If an operator enables notifications in the cockpit, we store the technical push endpoint data of their device/browser in order to inform them of new messages. Legal basis: performance of contract or consent (Art. 6(1)(b) and (a) GDPR). Consent can be revoked at any time via the device/browser settings.
When the website is accessed, technically necessary data (IP address, date/time, requested resource, status code, amount of data transferred, browser type) are processed to ensure operation and security, and are deleted or anonymised after a short period. Legal basis: legitimate interest (Art. 6(1)(f) GDPR).
If a business uses the optional online payment function, payment is processed via an external payment service provider. The payment data (e.g. card details) are processed directly by the payment service provider; we only receive status information to assign the order. Legal basis: performance of contract (Art. 6(1)(b) GDPR).
The agent's responses are generated automatically using an AI language model.
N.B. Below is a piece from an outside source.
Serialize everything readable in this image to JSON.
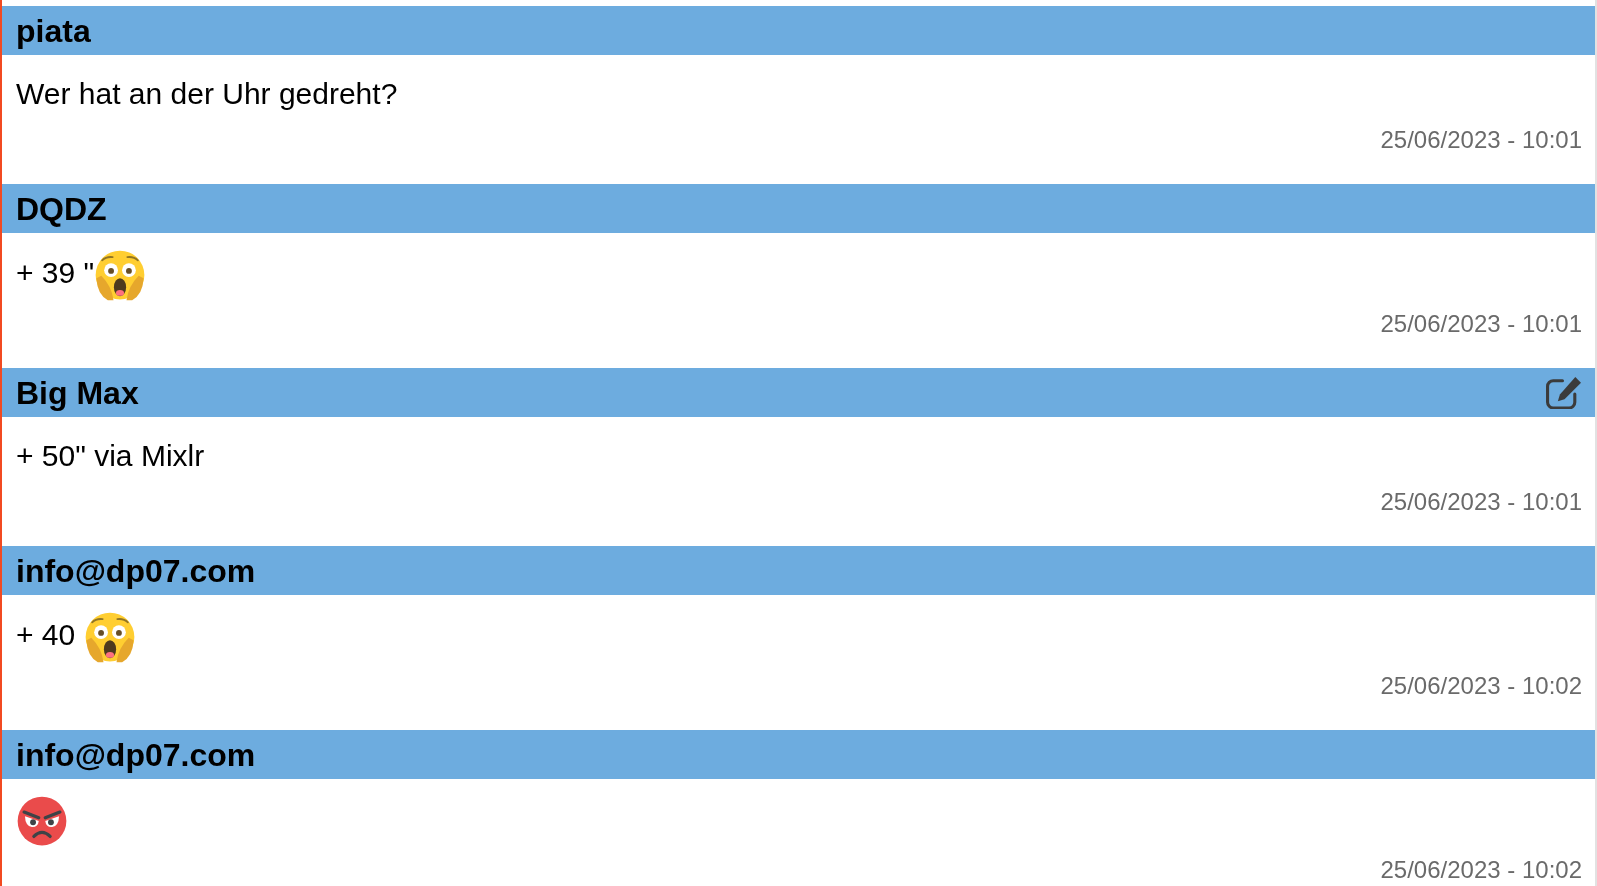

The system is designed to be recognisable to end customers as an automated agent (transparency obligation under Art. 50 of Regulation (EU) 2024/1689 – the "AI Act"). No automated decision producing legal effects within the meaning of Art. 22 GDPR takes place; the business can intervene and take over at any time.
To provide the service, we use carefully selected service providers with whom – where required – data processing agreements are in place:
| Hosting / e-mail delivery | ALL-INKL.COM – Neue Medien Münnich, Germany (EU) |
| WhatsApp message delivery | Meta Platforms Ireland Ltd. (EU) or Meta Platforms Inc., USA |
| AI language model | Specialised provider of AI language-model services based in the USA |
| Payment processing (optional) | Stripe Payments Europe Ltd. (Ireland) or Stripe Inc., USA |
Disclosure to other third parties only takes place where this is necessary to perform the contract, where you have consented, or where we are legally obliged to do so.
Where data are transferred to recipients in the USA, this takes place on the basis of appropriate safeguards within the meaning of Art. 44 et seq. GDPR – in particular the EU Commission's standard contractual clauses and/or certification under the EU-US Data Privacy Framework – together with supplementary protective measures.
We store personal data only for as long as is necessary for the stated purposes or as required by statutory retention obligations (e.g. up to 7 years under tax and company law). Account, conversation and transaction data are deleted after termination of the contract or after expiry of the respective periods. Within the scope of processing on behalf, deletion is governed by the instructions of the responsible business.
You have the right of access (Art. 15), rectification (Art. 16), erasure (Art. 17), restriction of processing (Art. 18), data portability (Art. 20) and objection (Art. 21 GDPR). You may revoke consent given at any time with effect for the future. If your request concerns data we process on behalf of a business, please contact the respective business as the controller; we will support it in doing so.
To exercise your rights, a message to info@aiarbeiter.at is sufficient. You also have the right to lodge a complaint with the Austrian Data Protection Authority (dsb.gv.at).
We use exclusively technically necessary cookies (e.g. session and security cookies for login). No tracking or advertising profiling takes place. Details in the Cookie Policy.
We take appropriate technical and organisational measures (Art. 32 GDPR), including transport encryption (TLS/HTTPS), access restrictions, hashed password storage, protection against automated login attempts, and regular backups.